60 Days Means 60 Days, Not 90 Days, On IRA Rollovers

Money taken from a retirement account can be tax-free if you move the money into another retirement account — as long as you meet one of the following requirements:

    1. The transfer is “trustee-to-trustee,” meaning it goes directly from the old account to the new account without any money actually being put in your hands. Or,
    2. You re-deposit the funds into the new account within 60 days of receiving the cash yourself.

As a taxpayer learned in Tax Court yesterday, “60 days” really does mean “60 days.”

The taxpayer had received money from her mother’s retirement account when her mother died.  On the distribution form, the taxpayer requested that the money be sent directly to her in the form of a check.  She cashed the check and then opened an IRA and put most of the money from the distribution into this new IRA — about 90 days after receiving the check.

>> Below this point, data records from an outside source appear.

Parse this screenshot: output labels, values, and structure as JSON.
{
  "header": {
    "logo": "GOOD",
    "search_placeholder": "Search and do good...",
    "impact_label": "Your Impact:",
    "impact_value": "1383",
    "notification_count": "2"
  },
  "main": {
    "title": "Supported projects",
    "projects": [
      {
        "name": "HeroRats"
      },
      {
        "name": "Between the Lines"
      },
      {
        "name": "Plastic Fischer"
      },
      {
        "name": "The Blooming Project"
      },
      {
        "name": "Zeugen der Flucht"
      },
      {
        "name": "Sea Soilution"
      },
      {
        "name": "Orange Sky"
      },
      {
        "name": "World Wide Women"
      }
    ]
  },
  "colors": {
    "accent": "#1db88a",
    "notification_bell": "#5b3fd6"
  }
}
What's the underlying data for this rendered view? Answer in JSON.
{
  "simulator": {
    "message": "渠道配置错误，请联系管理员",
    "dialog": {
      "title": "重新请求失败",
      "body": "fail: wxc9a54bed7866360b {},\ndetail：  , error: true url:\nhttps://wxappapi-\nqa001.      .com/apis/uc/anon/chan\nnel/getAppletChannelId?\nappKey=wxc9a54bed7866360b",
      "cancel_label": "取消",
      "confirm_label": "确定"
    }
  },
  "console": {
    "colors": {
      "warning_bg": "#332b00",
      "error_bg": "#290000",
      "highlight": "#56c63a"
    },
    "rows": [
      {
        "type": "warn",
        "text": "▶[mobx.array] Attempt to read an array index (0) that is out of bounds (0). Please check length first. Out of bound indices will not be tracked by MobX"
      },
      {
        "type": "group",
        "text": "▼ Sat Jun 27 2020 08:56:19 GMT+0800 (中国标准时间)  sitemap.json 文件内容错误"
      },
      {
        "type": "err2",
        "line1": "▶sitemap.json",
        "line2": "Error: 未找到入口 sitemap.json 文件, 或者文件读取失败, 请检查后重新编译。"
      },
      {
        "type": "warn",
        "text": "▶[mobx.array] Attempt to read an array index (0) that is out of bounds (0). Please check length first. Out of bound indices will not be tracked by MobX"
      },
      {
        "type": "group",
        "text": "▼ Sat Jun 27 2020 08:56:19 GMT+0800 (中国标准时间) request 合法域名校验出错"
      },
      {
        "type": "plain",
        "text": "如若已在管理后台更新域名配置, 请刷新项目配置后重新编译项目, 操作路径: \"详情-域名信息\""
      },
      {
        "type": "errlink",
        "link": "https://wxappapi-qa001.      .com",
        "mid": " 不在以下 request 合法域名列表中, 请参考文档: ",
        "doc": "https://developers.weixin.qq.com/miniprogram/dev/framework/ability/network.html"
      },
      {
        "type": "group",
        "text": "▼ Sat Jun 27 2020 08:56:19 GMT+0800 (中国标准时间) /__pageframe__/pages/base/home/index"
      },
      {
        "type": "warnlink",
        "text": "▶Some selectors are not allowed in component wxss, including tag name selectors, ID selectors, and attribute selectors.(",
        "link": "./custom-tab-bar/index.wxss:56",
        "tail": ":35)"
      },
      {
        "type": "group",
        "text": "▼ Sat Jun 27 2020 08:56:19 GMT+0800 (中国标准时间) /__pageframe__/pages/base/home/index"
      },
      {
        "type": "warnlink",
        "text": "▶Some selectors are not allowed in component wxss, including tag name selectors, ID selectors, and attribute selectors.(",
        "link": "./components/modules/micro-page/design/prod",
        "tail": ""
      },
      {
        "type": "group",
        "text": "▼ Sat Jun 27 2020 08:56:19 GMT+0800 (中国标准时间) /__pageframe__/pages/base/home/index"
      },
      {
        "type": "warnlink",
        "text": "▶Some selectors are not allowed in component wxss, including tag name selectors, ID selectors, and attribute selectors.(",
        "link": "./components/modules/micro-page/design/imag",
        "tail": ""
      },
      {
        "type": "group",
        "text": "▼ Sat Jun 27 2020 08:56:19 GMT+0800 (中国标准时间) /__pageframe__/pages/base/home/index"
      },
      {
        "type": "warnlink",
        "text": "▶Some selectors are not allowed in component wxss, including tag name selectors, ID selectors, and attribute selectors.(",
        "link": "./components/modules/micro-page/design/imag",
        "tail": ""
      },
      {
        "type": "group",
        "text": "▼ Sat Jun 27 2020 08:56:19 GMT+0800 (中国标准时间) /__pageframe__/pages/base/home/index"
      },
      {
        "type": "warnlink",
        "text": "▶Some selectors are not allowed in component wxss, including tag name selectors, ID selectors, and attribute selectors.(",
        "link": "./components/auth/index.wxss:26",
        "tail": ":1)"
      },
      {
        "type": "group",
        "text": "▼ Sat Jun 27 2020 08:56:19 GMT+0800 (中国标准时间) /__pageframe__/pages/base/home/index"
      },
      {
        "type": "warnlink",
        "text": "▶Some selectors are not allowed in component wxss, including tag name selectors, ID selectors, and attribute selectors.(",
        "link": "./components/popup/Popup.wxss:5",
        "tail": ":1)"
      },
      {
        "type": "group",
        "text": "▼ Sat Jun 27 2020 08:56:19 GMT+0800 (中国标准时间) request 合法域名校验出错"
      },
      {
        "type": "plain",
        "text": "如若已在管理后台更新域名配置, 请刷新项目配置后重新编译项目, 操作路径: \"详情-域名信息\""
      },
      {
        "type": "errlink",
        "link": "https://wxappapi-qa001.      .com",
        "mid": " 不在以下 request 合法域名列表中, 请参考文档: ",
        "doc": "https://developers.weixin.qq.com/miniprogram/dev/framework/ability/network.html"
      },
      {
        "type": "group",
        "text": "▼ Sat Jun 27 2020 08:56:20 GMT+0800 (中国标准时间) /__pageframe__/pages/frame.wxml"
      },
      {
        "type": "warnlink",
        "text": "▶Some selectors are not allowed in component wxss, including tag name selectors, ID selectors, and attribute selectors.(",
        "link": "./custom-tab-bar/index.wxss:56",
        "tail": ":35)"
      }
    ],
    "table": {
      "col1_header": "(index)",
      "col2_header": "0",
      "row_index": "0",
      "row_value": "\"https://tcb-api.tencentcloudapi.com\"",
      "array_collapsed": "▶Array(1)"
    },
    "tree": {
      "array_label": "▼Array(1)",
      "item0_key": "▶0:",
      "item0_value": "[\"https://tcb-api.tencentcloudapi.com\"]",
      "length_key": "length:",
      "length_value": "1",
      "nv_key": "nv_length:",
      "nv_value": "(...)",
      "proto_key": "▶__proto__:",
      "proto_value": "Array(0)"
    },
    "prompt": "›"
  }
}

The taxpayer received a 1099 for the distribution but she did not include the distribution as taxable income.  The IRS disagreed and said the income should be taxable, and the Tax Court agreed.  Even though the taxpayer apparently intended to roll-over the money from her mother’s account into a new IRA, it happened outside the 60-day window and thus becomes taxable in full.

On the bright side for the taxpayer, by paying tax in full now, she avoids having to take “beneficiary IRA” required minimum distributions.  That’s another blog post for another day (perhaps a “Technical Tax Tuesday” article).